What researchers emphasize is that food addiction isn’t to just any food in general. Food addiction is prompted by foods like:
- White bread
- Potatoes chips
- French fries
- Ice cream
- Cake
- Chocolate bars
- Soda
These types of foods are prevalent throughout the American diet. Fast food restaurants are full of them, and that could indicate why it is so difficult to resist the drive-thru window. These foods have properties that make them biologically difficult to resist. But the more you resist them, the easier they become to avoid.
Avoiding Addictive Foods
When you get Lap Band or gastric sleeve surgery, you won’t have to struggle with hunger as often. This will make eating healthier a bit easier, as you can more easily take control over your diet without focusing on your cravings. However, that isn’t to say the cravings won’t come.
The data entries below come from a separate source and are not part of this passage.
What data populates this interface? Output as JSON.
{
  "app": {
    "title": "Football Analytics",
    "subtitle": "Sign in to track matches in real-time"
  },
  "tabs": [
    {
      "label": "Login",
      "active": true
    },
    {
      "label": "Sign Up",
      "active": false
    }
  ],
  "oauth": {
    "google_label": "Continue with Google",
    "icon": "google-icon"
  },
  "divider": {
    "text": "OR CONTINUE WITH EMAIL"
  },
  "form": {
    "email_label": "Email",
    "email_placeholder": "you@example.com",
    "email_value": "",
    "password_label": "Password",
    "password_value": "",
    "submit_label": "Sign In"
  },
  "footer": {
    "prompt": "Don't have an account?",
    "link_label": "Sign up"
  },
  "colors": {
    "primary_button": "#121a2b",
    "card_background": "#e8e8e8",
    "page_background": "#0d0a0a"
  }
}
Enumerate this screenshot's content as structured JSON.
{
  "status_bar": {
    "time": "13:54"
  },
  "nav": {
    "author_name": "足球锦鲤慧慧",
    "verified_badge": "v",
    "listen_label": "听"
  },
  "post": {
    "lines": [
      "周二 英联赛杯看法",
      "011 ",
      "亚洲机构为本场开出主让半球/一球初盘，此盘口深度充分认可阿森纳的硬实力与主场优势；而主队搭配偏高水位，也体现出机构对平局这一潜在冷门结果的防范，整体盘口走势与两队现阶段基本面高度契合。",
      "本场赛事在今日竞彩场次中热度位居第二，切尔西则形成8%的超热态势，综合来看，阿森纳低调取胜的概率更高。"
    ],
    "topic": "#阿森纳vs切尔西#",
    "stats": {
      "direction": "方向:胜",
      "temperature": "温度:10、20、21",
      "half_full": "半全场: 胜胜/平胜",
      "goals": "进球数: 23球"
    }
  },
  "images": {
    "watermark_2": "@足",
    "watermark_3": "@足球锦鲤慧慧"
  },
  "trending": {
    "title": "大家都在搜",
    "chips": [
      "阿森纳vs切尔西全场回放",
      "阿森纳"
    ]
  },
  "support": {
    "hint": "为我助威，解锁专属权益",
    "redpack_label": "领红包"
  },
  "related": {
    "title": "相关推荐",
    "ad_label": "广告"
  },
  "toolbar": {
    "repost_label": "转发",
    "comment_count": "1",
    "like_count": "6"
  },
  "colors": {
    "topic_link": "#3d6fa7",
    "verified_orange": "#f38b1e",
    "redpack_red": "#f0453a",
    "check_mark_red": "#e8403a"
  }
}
After weight loss surgery it may help you to develop strategies to help you stand strong against your cravings. Remember, the more you avoid a certain food, the weaker the craving for it will become.
Fight cravings by:
- Changing your route home: If a certain restaurant is difficult to drive past, then change your route home. It might add a few minutes to your commute, but it might also keep you on track with your diet.
- Avoiding the topic: The more you think about it, the more you’ll crave it. Don’t give in to the thought. Try to push it out of your head by listening to music or watching a video.
- Having a meal plan: When you already have a plan of what you are going to eat, you are less likely to stray from that plan for a craving.
- Get an accountability partner: Find a friend who is also interested in losing weight and buddy-up. When you have a craving, give them a call to get the encouragement to overcome it.
Addictive foods are generally high in salt, sugar and/or fat, and so these are the foods that are most commonly craved. You can avoid foods like these by sticking to your weight loss surgeon’s post-bariatric diet plan.